A separate rule of which the practice unit reminds examiners defers recognition of §987 loss on an “outbound loss deferral” event. On such a transfer, which would include an outbound transfer of a QBU to a foreign corporation, the §987 loss is deferred and added to the transferor’s basis in the transferee’s stock.

What Can we Glean from the Practice Unit?

The practice unit first serves as a reminder that, no matter what method a taxpayer may be using for purposes of applying §987, the IRS remains leery of taxpayers’ recognition of §987 loss particularly on internal restructuring transactions. The outbound loss deferral events and other more general deferral rules are currently in effect and the practice unit reminds examiners to apply those rules where it is appropriate to do so.
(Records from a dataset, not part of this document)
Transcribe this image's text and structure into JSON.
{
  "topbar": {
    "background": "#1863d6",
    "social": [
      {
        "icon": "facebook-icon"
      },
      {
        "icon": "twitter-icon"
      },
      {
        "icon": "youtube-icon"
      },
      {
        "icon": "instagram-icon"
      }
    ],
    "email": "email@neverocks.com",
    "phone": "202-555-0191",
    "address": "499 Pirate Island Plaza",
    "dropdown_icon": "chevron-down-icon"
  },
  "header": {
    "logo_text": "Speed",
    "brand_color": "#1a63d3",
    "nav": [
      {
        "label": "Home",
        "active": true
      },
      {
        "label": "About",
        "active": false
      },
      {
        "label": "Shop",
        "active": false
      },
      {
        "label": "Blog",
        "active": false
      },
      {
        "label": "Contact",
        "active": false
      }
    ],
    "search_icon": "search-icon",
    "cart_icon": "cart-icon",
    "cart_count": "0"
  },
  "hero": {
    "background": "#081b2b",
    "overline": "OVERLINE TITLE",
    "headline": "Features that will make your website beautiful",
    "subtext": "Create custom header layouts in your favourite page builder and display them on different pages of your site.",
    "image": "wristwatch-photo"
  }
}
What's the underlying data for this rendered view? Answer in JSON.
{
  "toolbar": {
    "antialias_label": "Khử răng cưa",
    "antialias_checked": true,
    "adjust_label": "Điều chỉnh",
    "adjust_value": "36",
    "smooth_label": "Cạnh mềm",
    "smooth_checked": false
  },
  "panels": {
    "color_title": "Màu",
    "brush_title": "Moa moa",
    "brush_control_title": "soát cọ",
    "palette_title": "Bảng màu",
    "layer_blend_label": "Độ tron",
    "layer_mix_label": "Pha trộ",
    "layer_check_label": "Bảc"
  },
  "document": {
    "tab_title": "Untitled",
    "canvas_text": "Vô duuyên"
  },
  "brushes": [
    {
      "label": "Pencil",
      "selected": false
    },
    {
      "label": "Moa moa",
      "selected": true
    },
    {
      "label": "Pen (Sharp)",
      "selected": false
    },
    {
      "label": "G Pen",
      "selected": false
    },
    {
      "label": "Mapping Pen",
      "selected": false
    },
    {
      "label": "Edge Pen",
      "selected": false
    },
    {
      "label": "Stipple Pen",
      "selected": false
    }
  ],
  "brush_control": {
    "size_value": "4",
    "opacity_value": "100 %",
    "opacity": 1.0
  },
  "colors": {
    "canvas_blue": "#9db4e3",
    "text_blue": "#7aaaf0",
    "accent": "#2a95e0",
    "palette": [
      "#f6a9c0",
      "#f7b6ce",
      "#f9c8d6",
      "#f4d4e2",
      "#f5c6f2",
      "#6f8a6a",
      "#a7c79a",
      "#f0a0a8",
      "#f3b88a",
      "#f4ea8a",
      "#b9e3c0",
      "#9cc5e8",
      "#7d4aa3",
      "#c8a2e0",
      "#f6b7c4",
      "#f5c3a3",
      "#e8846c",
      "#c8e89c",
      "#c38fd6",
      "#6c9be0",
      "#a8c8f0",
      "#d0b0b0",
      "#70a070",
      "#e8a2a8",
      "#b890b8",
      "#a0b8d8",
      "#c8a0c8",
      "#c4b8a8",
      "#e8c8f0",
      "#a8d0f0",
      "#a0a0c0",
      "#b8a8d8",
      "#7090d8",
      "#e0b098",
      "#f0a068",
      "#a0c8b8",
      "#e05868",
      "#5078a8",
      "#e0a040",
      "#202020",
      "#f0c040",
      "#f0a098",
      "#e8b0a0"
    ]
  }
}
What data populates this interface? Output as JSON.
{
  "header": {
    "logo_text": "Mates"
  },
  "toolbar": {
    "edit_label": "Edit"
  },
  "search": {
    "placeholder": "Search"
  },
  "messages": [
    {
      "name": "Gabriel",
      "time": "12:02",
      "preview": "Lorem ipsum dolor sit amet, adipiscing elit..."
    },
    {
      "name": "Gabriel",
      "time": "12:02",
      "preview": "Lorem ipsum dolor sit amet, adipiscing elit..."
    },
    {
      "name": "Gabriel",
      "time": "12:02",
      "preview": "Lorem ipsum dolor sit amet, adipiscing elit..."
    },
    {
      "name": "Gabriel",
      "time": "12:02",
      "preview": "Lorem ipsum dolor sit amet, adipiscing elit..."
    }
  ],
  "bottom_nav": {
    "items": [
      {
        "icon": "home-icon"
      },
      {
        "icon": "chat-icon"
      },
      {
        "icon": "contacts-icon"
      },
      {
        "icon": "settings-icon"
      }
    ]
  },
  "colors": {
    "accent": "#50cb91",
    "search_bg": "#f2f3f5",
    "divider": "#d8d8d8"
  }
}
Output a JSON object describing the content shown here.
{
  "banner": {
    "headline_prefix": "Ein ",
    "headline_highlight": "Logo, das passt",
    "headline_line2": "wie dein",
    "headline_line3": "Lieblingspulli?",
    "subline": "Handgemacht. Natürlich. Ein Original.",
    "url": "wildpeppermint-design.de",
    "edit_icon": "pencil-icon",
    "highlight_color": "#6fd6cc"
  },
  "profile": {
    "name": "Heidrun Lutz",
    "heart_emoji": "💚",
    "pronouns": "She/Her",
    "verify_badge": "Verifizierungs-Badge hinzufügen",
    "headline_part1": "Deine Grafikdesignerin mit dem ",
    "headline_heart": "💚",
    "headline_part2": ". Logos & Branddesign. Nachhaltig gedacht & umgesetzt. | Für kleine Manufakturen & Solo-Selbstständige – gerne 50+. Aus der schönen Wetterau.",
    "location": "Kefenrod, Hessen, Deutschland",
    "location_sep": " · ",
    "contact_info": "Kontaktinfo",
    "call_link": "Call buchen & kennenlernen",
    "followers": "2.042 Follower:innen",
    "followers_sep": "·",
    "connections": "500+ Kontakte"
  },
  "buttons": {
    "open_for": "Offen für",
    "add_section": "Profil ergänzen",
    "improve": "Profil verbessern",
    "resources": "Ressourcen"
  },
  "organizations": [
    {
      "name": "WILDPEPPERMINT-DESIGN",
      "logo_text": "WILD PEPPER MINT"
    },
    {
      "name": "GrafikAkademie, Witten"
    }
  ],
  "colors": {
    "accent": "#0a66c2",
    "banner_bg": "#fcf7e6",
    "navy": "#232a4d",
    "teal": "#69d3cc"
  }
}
Second, the practice unit shows that the IRS’s own training materials do not, as of yet, include a detailed walk-through of the mechanics of the modified and detailed §987 method set out in the current final (yet temporarily suspended) 2016 regulations. This may foretell that the 2016 final regulations will continue to be suspended for the near future and/or that the IRS acknowledges that the 2016 final regulations are overly complex to be administered by its own compliance team. For now, at least, it would appear that the IRS acknowledges that any of the several “commonly employed” methods described in the slides is permissible. The statement from the U.S. Tax Court 70 years ago on this subject would still seem to be true today—that “a consistent method of accounting in a regularized and continuous business operation will succeed in reflecting income to a sufficiently accurate degree for Federal income tax purposes.”3

1. Overview of IRC 987 and Branch Operations in a Foreign Currency (irs.gov).
2. See §987(1) and (2) and 1986 Blue Book, p. 1109. See also House Report No. 99-426, 1986-3 C.B. Vol. 2 at 479; Senate Report No. 99-313, 1986-3 C.B. Vol. 3 at 470.
3. American Pad & Textile Co. v. Commissioner, 16 T.C. 1304, 1311 (1951)

DISCLAIMER: Because of the generality of this update, the information provided herein may not be applicable in all situations and should not be acted upon without specific legal advice based on particular situations.